Again, on the inside front cover,

one of VanderLans’s 35mm landscapes looms large: this one, full bleed, depicts a cluster of desert rocks on which a great number of names have been tagged. They resemble the markings on the caves of Altamira. The letters above read, “People are designers too.” This pair of statements introduces a central theme in the work to come: designing is an intrinsic part of human life dating back to the caves of Altamira.

Likewise, the vocation of the designer is an expression of humanity, just as art, music, and writing are. People, from our earliest ancestors, have a will to name, to write, to print, to organize, just as designers do.

And designers need to rinse the dishes, just as people do. The activities are parts of a whole, needlessly separated, in need of joining.


In Emigre 49, “Everything is for sale,” the collection of overturned grocery carts in desert brush, left by pranksters and vagabonds, suggests exasperation at the activities of shopping and moving while, at the same time, typifying them. In this issue, a book called Palm Desert is advertised for the first time, although a real taste of its content is only teasingly evoked.

By Emigre 50, the experimentation had reached a new level. The title page

informs us, misleadingly, that VanderLans’s article is “A Type Specimen,” for “A New Series of Venetian Old-Style Printing Types Designed by John Downer.” In fact, the article is a challenge both to the notion of “specimen-ness” and “old-style-ness,” taking two ideas native to typography and giving them a more original, broader metaphorical context.

A “specimen,” of course, is what we call the showing of a typeface in use, generally in a commercial context, but a “specimen” is also a scientific term that describes something that represents a whole. The meaning here is ambiguous: yes, VanderLans is showing the typeface, but isn’t he also showing the desert?

The article includes a list of “Birds, Mammals, and Reptiles,” just as a field guide would, but it also includes a series of photographic grids documenting sprinkler heads, landscape lighting, and outdoor electrical switch-boxes.

Like Downer’s typeface Vendetta, we’re forced to ask the question: what do we have here? Is this an update or a regression? Beyond its form, what makes Downer’s typeface native to Venetian Renaissance printing?

And beyond its subject matter, what makes VanderLans’s photography native to the landscape of places like Venice, CA?

(On the upper right is a grid of porch lights published as part of a study on the town of Venice, CA, by architecture students in 1977.)

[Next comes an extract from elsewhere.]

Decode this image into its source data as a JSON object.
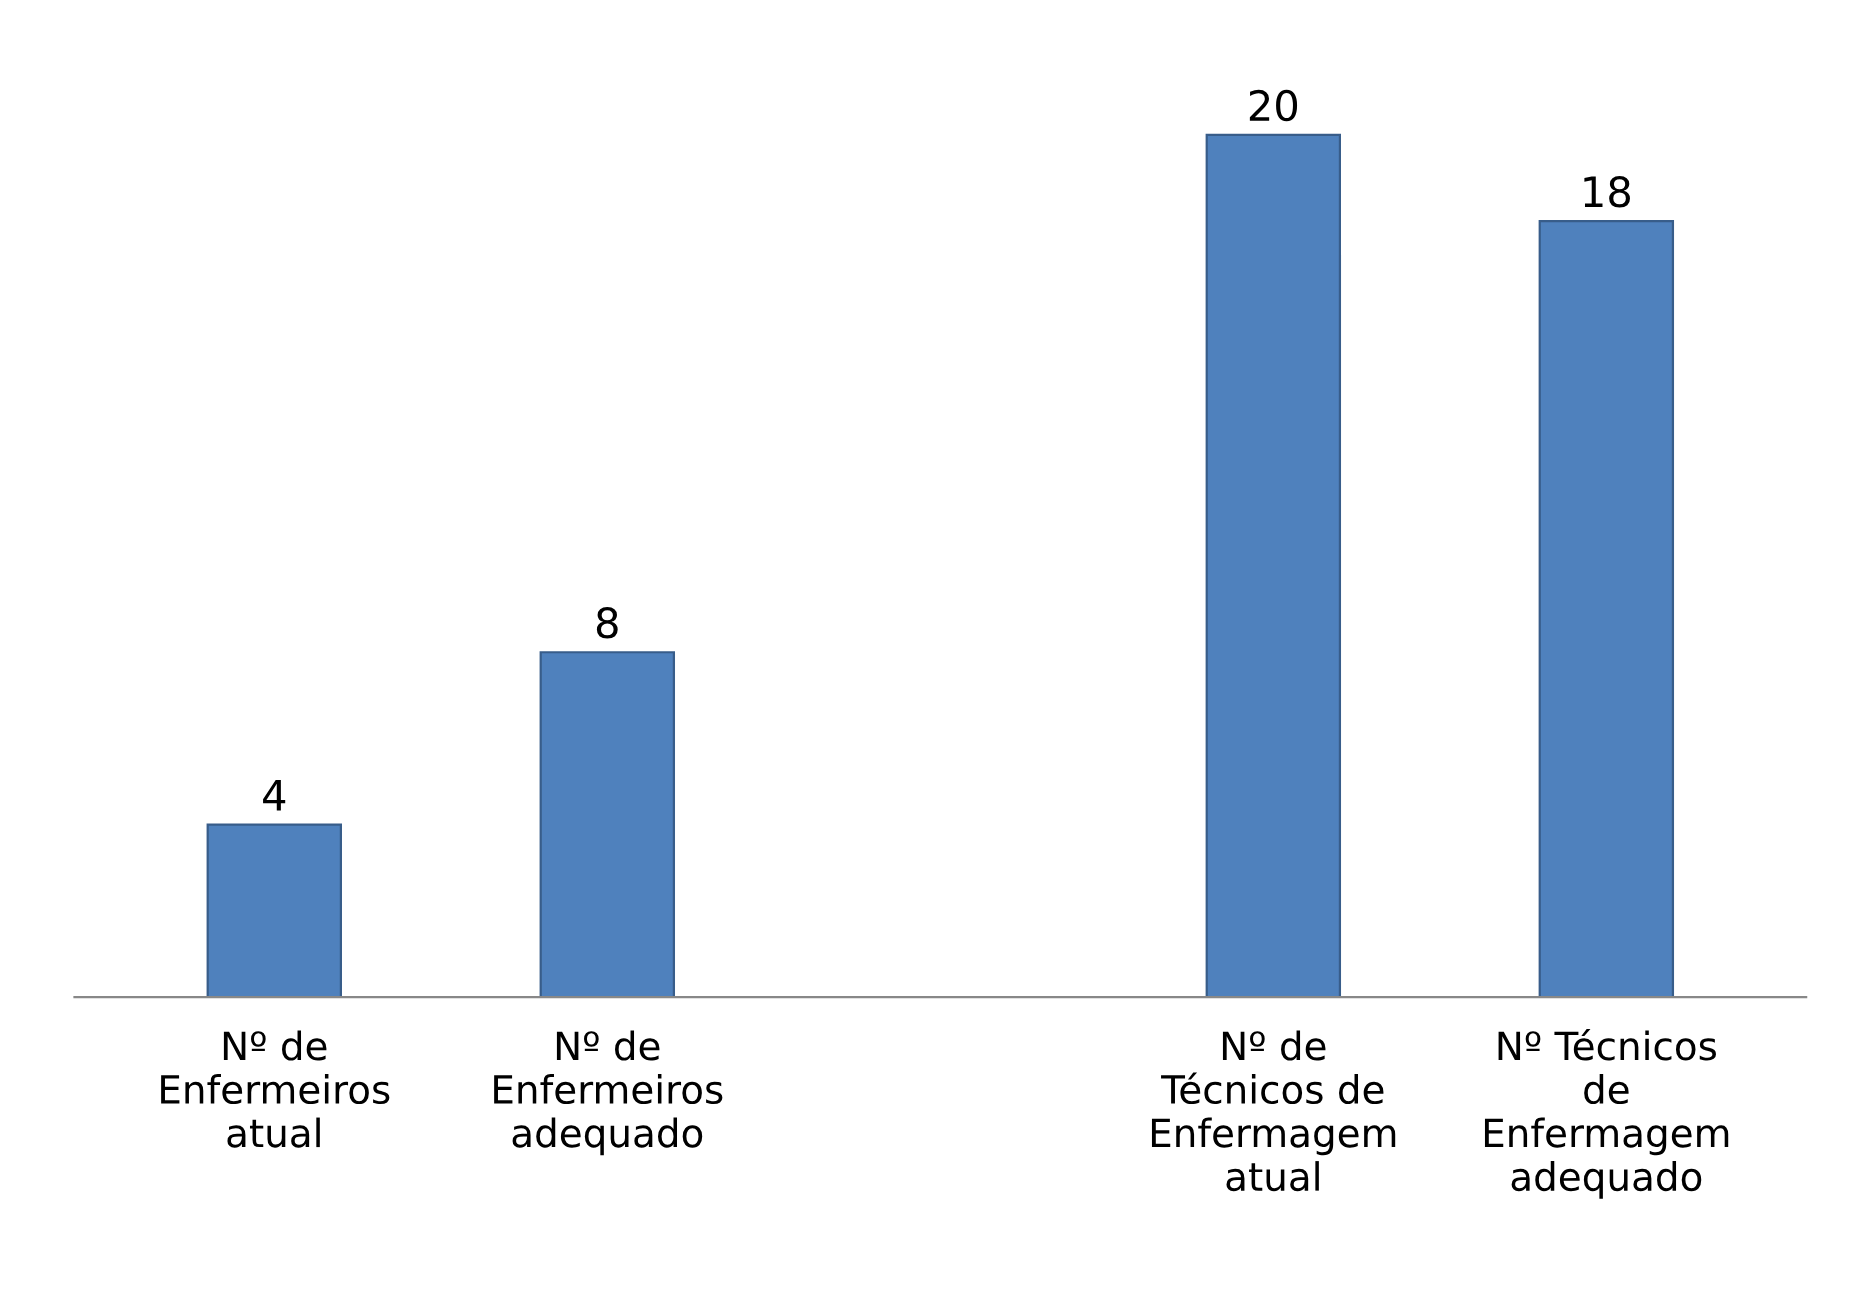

Matters are only complicated when we learn the running text for the “specimen,” first published in 1920, is an old text for a new landscape. Clearly things have changed, and yet it all feels so chillingly apt. The question is one of evolution versus invasion—has the landscape evolved into its current self, or has it been invaded by forces external to it? It is a question for émigrés.

A Burger King drive-thru directional rises in the frame, but a table shows that average yearly rainfall has remained relatively consistent from year to year. VanderLans includes the government’s water analysis against images of a sprinkler and a tangled hose, along with lists for the Latin and Spanish names of trees growing in front of strip-mall signage. Then: we see photos of the ranch home, the last-gasp vista of the golf course, and the iconic Southern California swimming pool, home to fish of a human sort, a place we observe many times through many other eyes.